The TRS R consists of the following rules:

:2(:2(:2(:2(C, x), y), z), u) -> :2(:2(x, z), :2(:2(:2(x, y), z), u))

The set Q consists of the following terms:

:2(:2(:2(:2(C, x0), x1), x2), x3)

We have to consider all minimal (P,Q,R)-chains.
By using an argument filtering and a montonic ordering, at least one Dependency Pair of this SCC can be strictly oriented.

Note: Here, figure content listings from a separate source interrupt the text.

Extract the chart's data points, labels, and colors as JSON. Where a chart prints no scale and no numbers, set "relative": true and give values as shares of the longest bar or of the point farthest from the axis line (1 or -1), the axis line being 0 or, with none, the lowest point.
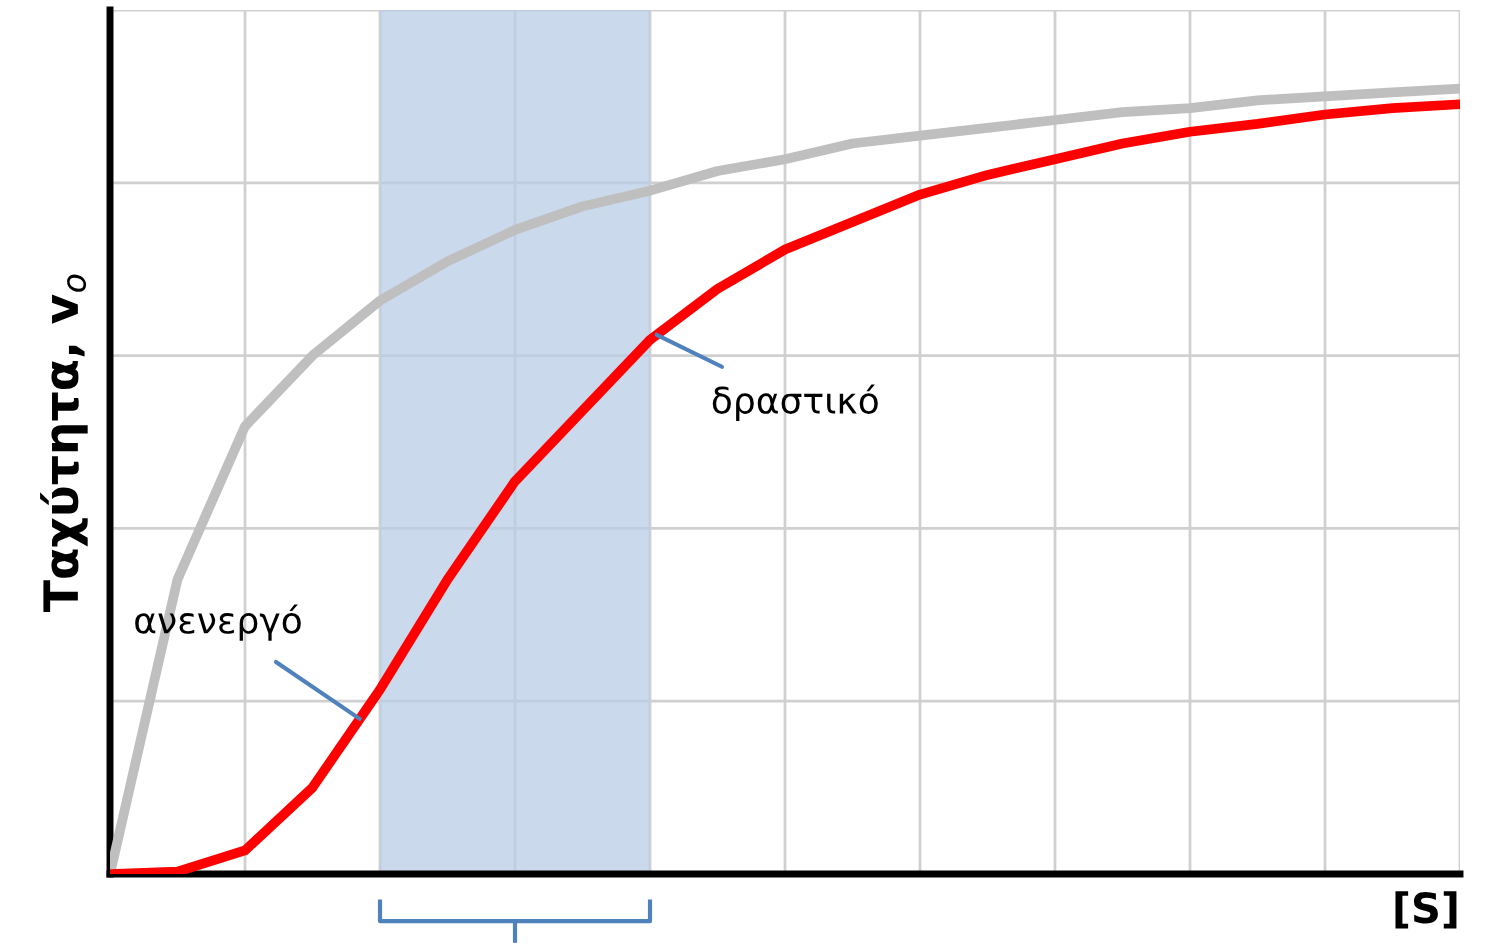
{
  "chart_data": {
    "type": "line",
    "relative": true,
    "xlabel": "[S]",
    "ylabel": "Ταχύτητα, v$_{o}$",
    "categories": [
      null,
      null,
      null,
      null,
      null,
      null,
      null,
      null,
      null,
      null,
      null,
      null,
      null,
      null,
      null,
      null,
      null,
      null,
      null,
      null,
      null
    ],
    "series": [
      {
        "color": "#bfbfbf",
        "values": [
          0,
          0.375,
          0.57,
          0.66,
          0.73,
          0.78,
          0.82,
          0.85,
          0.87,
          0.895,
          0.91,
          0.93,
          0.94,
          0.95,
          0.96,
          0.97,
          0.975,
          0.985,
          0.99,
          0.995,
          1.0
        ]
      },
      {
        "color": "#ff0000",
        "values": [
          0,
          0.003,
          0.03,
          0.11,
          0.235,
          0.375,
          0.5,
          0.59,
          0.68,
          0.745,
          0.795,
          0.83,
          0.865,
          0.89,
          0.91,
          0.93,
          0.945,
          0.955,
          0.967,
          0.975,
          0.98
        ]
      }
    ],
    "annotations": [
      "ανενεργό",
      "δραστικό"
    ],
    "grid": true,
    "marker": "none",
    "line_style": "solid"
  }
}
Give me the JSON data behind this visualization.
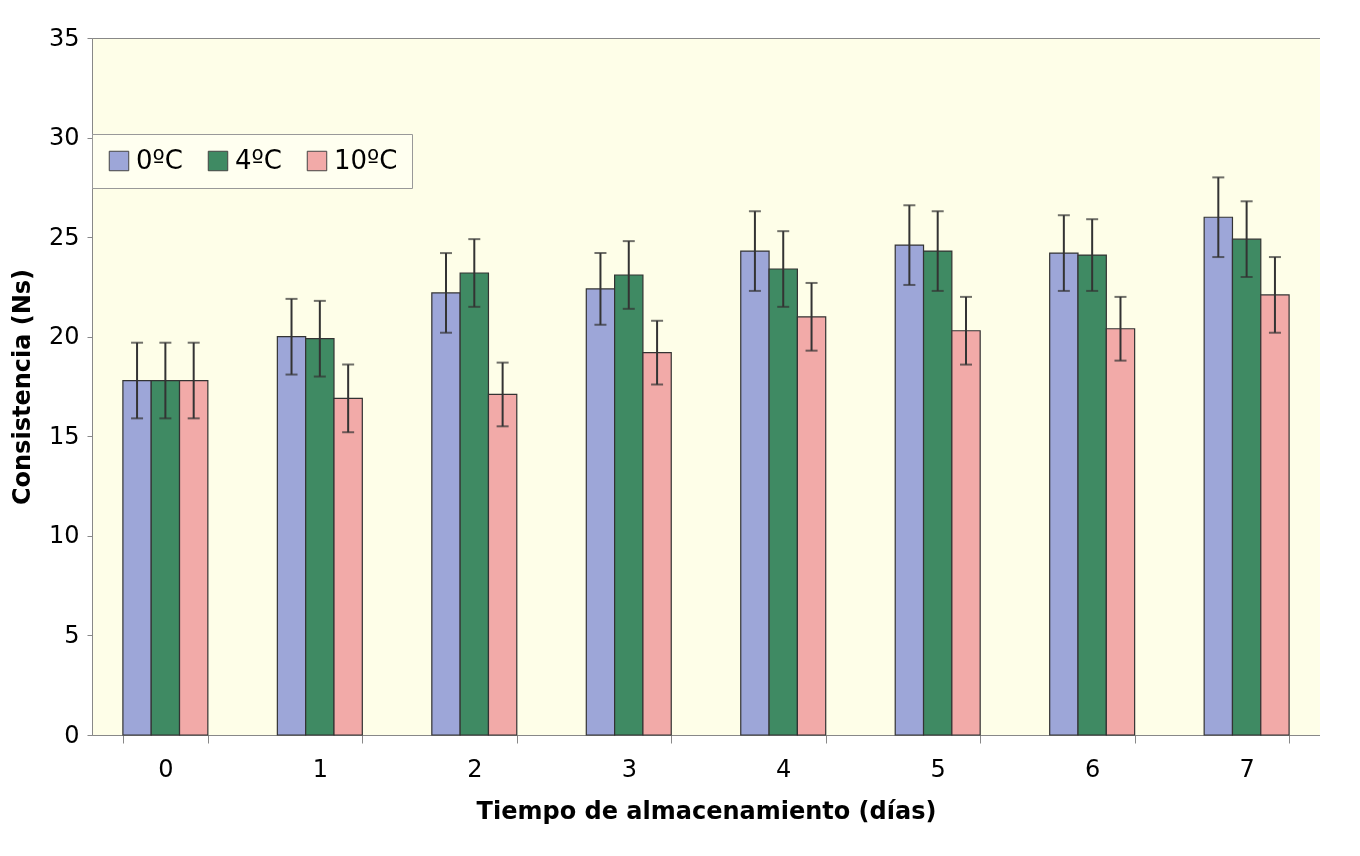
{
  "chart_data": {
    "type": "bar",
    "xlabel": "Tiempo de almacenamiento (días)",
    "ylabel": "Consistencia (Ns)",
    "categories": [
      "0",
      "1",
      "2",
      "3",
      "4",
      "5",
      "6",
      "7"
    ],
    "series": [
      {
        "name": "0ºC",
        "color": "#9da6d8",
        "values": [
          17.8,
          20.0,
          22.2,
          22.4,
          24.3,
          24.6,
          24.2,
          26.0
        ],
        "errors": [
          1.9,
          1.9,
          2.0,
          1.8,
          2.0,
          2.0,
          1.9,
          2.0
        ]
      },
      {
        "name": "4ºC",
        "color": "#3f8a63",
        "values": [
          17.8,
          19.9,
          23.2,
          23.1,
          23.4,
          24.3,
          24.1,
          24.9
        ],
        "errors": [
          1.9,
          1.9,
          1.7,
          1.7,
          1.9,
          2.0,
          1.8,
          1.9
        ]
      },
      {
        "name": "10ºC",
        "color": "#f2aaa8",
        "values": [
          17.8,
          16.9,
          17.1,
          19.2,
          21.0,
          20.3,
          20.4,
          22.1
        ],
        "errors": [
          1.9,
          1.7,
          1.6,
          1.6,
          1.7,
          1.7,
          1.6,
          1.9
        ]
      }
    ],
    "ylim": [
      0,
      35
    ],
    "yticks": [
      0,
      5,
      10,
      15,
      20,
      25,
      30,
      35
    ],
    "grid": false,
    "legend": "top"
  }
}
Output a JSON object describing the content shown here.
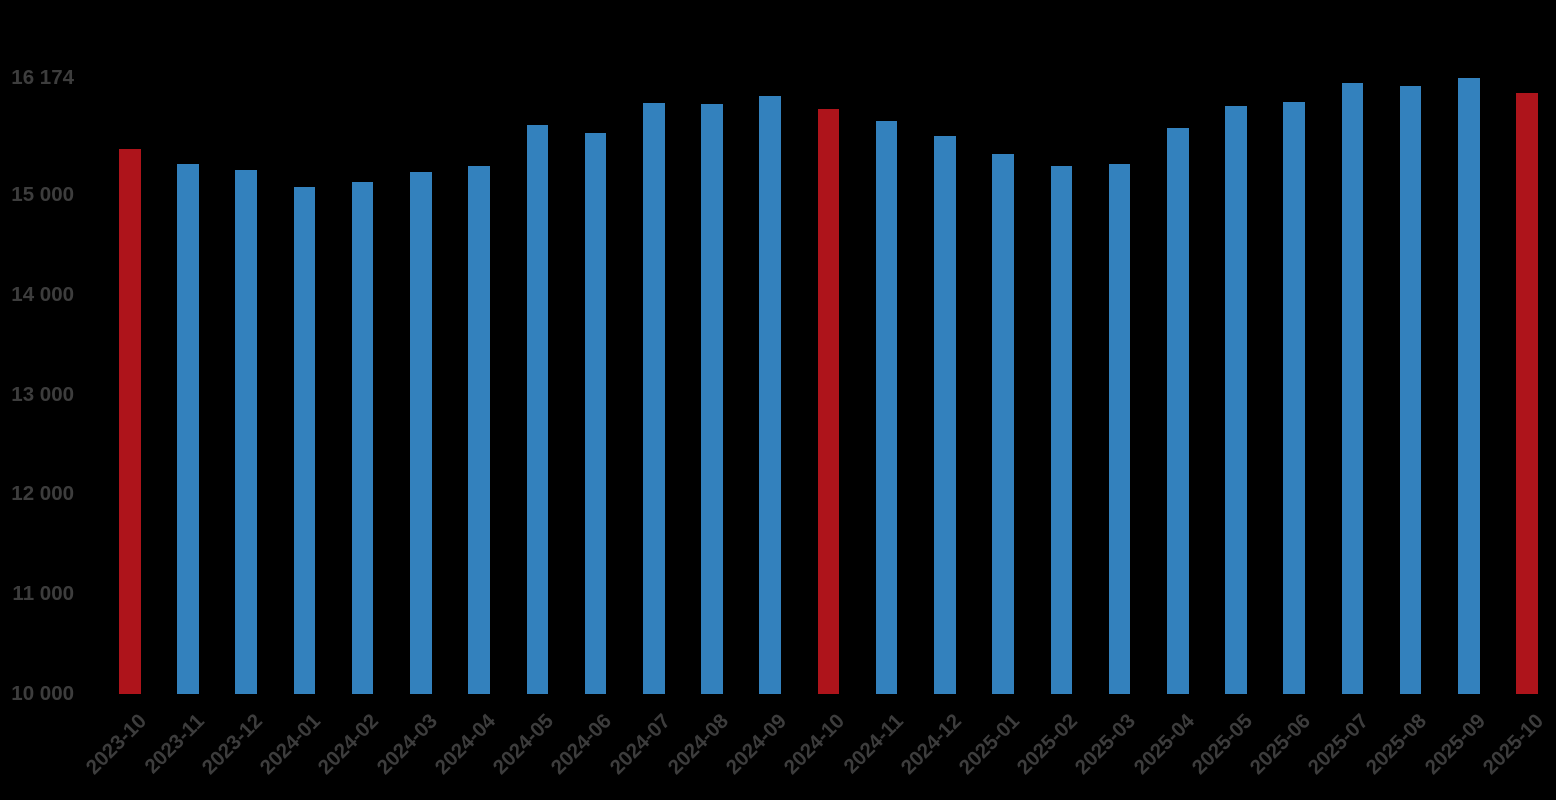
{
  "chart_data": {
    "type": "bar",
    "title": "",
    "xlabel": "",
    "ylabel": "",
    "categories": [
      "2023-10",
      "2023-11",
      "2023-12",
      "2024-01",
      "2024-02",
      "2024-03",
      "2024-04",
      "2024-05",
      "2024-06",
      "2024-07",
      "2024-08",
      "2024-09",
      "2024-10",
      "2024-11",
      "2024-12",
      "2025-01",
      "2025-02",
      "2025-03",
      "2025-04",
      "2025-05",
      "2025-06",
      "2025-07",
      "2025-08",
      "2025-09",
      "2025-10"
    ],
    "values": [
      15460,
      15310,
      15250,
      15080,
      15130,
      15230,
      15290,
      15700,
      15620,
      15920,
      15910,
      15990,
      15860,
      15740,
      15590,
      15410,
      15290,
      15310,
      15670,
      15890,
      15930,
      16120,
      16090,
      16174,
      16020
    ],
    "highlighted_indices": [
      0,
      12,
      24
    ],
    "ylim": [
      10000,
      16174
    ],
    "yticks": [
      {
        "value": 16174,
        "label": "16 174"
      },
      {
        "value": 15000,
        "label": "15 000"
      },
      {
        "value": 14000,
        "label": "14 000"
      },
      {
        "value": 13000,
        "label": "13 000"
      },
      {
        "value": 12000,
        "label": "12 000"
      },
      {
        "value": 11000,
        "label": "11 000"
      },
      {
        "value": 10000,
        "label": "10 000"
      }
    ],
    "grid": false,
    "legend": null,
    "colors": {
      "bar": "#3381bd",
      "highlighted_bar": "#ae141b",
      "tick_label": "#3d3d3d",
      "background": "#000000"
    }
  }
}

:12(:2(:2(:2(C, x), y), z), u) -> :12(x, z)
:12(:2(:2(:2(C, x), y), z), u) -> :12(x, y)
:12(:2(:2(:2(C, x), y), z), u) -> :12(:2(x, z), :2(:2(:2(x, y), z), u))
:12(:2(:2(:2(C, x), y), z), u) -> :12(:2(x, y), z)
:12(:2(:2(:2(C, x), y), z), u) -> :12(:2(:2(x, y), z), u)
Used argument filtering: :12(x1, x2)  =  x1
:2(x1, x2)  =  :2(x1, x2)
C  =  C
Used ordering: Quasi Precedence: trivial


↳ QTRS
  ↳ Non-Overlap Check
    ↳ QTRS
      ↳ DependencyPairsProof
        ↳ QDP
          ↳ QDPAfsSolverProof
QDP
              ↳ PisEmptyProof

Q DP problem:
P is empty.
The TRS R consists of the following rules:

:2(:2(:2(:2(C, x), y), z), u) -> :2(:2(x, z), :2(:2(:2(x, y), z), u))

The set Q consists of the following terms:

:2(:2(:2(:2(C, x0), x1), x2), x3)

We have to consider all minimal (P,Q,R)-chains.
The TRS P is empty. Hence, there is no (P,Q,R) chain.